Scott Barkley’s story about Jerry Vines’ enrolling in Southwestern Baptist Theological Seminary’s Ph. D program has inspired and motivated me – not to enroll in a Ph.D. program (it is doubtful I could be accepted), but to be a lifelong learner.
Dr. Vines graduated from Mercer University in 1959, the same year I enrolled at the school, and I am sure he must have graduated with honors. I graduated by the grace of God and with a great sigh of relief.
On a recent trip to the Blue Willow Inn, Dr. Vines told me about his venture back into academia. It did not surprise me, because I know he faithfully and consistently spends his mornings in study and is quite proficient in systematic theology, homiletics, ecclesiology, Koine Greek (the language in which the New Testament was originally written), and very likely in many other disciplines.
One of Dr. Vines’ first assignments is to read 5,000 pages of material as one of the requirements for his advanced degree. Since he is an avid reader, he is well into accomplishing that responsibility. And I agree with Southwestern President Paige Patterson who said, “I will be the most surprised man on earth if he does not write one of the finest dissertations ever.”
Dr. Vines has become a lifelong learner, which is not only the ongoing pursuit of knowledge for personal and professional reasons, but for believers a holy curiosity about the issues of life that really matter. Continuing to learn not only enhances personal development and receptivity, but mental alertness. My personal care physician has said to me that mental exercise is as important as physical exercise.
Albert Einstein once said, “Intellectual growth should commence at birth and cease only at death.” Industrialist Henry Ford commented, “Anyone who stops learning is old, whether at twenty or eighty.” Chef Julia Childs once remarked, “You’ll never know everything about anything, especially something you love.”
That is particularly true about things of a supernal and eternal nature, because now we see through a glass darkly. The earnest student is just getting his mind ready for the multifaceted vistas of knowledge that await him in glory.
For Christians teaching and learning are at the very heart of our faith. To be a “disciple” means to be a “learner.” In fact, God designed the church to be a community of lifelong learners and those who teach or preach must discipline themselves to be the best learners possible.
Learning is a never-ending process for the Christian. When the Apostle Paul wrote the epistle to the church at Philippi he was not a young man chronologically and he was a doomed man circumstantially, but in that letter he expressed his continual desire to “know Him” (Philippians 3:10). He wanted to learn all that he could about Christ and have an intimacy with Him.
I am convinced many Christians spend too much time in mindless trivia. There is a time for sports and certain television programs and surfing on the computer, but to permit those things to take up a significant amount of time militates against true learning.
On May 9, 1961 Federal Communications Commission Chairman Newton Minow referred to American commercial television programming as a “vast wasteland.” If it was a “wasteland” then, it is a “cesspool” now.
According to the Daily News, the average American watches five hours of TV each day with those over 65 watching more than seven hours a day.

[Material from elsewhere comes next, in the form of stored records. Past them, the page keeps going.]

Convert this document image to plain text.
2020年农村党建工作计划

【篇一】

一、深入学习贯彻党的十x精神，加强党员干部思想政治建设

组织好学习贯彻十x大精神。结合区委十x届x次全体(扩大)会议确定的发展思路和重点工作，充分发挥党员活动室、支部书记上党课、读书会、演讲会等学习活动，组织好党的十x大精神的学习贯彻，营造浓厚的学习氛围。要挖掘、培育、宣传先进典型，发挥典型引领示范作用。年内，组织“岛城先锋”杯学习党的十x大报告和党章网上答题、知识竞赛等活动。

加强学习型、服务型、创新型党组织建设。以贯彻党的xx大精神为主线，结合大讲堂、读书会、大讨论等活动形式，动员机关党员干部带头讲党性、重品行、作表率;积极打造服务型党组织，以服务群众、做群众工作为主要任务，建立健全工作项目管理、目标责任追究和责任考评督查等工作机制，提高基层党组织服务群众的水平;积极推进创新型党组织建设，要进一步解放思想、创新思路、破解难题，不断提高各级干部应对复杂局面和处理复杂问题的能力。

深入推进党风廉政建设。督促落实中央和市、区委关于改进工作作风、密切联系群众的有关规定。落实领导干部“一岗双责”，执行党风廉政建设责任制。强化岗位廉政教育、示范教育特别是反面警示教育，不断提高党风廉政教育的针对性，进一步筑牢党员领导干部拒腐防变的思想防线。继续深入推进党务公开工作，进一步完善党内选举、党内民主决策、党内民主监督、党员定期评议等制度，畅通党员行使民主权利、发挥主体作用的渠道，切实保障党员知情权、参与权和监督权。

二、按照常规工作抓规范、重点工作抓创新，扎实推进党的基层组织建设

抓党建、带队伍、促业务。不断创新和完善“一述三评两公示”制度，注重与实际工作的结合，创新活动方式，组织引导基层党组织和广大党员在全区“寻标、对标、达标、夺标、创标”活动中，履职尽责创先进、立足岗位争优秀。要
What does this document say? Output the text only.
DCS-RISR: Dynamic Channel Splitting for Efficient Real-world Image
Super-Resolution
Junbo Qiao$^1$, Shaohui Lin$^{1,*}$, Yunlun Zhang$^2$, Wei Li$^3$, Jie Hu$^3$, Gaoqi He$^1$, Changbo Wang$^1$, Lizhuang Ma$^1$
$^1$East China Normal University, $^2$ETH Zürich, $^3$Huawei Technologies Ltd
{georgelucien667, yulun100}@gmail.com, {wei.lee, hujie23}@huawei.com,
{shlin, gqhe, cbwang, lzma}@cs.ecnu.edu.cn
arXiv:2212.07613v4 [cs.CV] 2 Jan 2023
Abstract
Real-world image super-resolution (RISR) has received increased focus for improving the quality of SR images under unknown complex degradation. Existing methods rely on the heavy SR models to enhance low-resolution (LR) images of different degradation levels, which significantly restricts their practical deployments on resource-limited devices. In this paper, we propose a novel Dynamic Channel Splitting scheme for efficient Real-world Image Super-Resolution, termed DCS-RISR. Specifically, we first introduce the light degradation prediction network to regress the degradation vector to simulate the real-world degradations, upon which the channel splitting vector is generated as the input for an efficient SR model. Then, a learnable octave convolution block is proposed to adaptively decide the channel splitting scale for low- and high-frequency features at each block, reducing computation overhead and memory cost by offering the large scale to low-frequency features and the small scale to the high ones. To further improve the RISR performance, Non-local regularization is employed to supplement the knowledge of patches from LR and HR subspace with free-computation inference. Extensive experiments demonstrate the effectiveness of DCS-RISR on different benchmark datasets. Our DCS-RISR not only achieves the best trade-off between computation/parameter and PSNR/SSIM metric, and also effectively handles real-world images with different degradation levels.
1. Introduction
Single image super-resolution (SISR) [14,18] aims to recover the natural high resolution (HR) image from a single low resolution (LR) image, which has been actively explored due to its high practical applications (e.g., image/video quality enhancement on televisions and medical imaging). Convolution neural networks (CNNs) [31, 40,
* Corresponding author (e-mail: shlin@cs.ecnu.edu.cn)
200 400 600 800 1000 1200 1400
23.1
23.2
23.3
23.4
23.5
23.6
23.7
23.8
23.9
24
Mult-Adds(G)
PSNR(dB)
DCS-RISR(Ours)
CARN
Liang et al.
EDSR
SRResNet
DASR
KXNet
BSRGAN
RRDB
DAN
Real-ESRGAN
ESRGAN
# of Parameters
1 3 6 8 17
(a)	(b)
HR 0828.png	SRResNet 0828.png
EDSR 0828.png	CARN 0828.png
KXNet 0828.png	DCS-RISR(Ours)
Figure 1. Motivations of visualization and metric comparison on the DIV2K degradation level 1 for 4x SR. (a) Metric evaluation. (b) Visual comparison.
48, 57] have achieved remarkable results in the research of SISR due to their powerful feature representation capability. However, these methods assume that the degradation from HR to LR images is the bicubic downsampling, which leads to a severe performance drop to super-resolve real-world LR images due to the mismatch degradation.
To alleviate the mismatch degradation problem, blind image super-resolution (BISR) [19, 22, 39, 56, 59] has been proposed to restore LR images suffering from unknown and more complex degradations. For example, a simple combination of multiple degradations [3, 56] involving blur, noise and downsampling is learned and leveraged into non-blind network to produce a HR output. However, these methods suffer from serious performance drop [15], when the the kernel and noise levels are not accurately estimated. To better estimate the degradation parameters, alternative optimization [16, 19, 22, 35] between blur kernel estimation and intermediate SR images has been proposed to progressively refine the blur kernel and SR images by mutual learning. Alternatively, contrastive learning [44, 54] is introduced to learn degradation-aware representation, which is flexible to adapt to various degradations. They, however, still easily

Incidentally, that translates into three-and-a-half months a year of television viewing. When you add the time spent surfing the Internet and talking on smartphones, you have basically squandered a huge portion of your life in those mindless pursuits.
On the other hand, if you become a lifelong learner of biblical truth you will not be duped and deluded by the philosophies of this world. The Apostle Paul urged us to be “rooted and built up in Him and established in the faith … lest anyone takes you captive by philosophy and empty deceit, according to human tradition, according to the elemental spirits of the world, and not according to Christ” (Colossians 2:7-8).
Furthermore, a Christian who is a lifelong learner will live in spiritual contentment, for Christ said, “Take my yoke upon you, and learn from me, for I am gentle and lowly in heart, and you will find rest for your souls” (Matthew 11:29).
Finally, Proverbs 9:9 says, “Give instruction to a wise man, and he will be still wiser; teach a righteous man, and he will increase in learning.”
Jerry Vines’ enrollment in the SWBTS Ph.D. program is an example of him seeking to practice what he preached. Every preacher of the Gospel needs to do just that. And, it would behoove all believers to become lifelong learners of God’s infallible Word.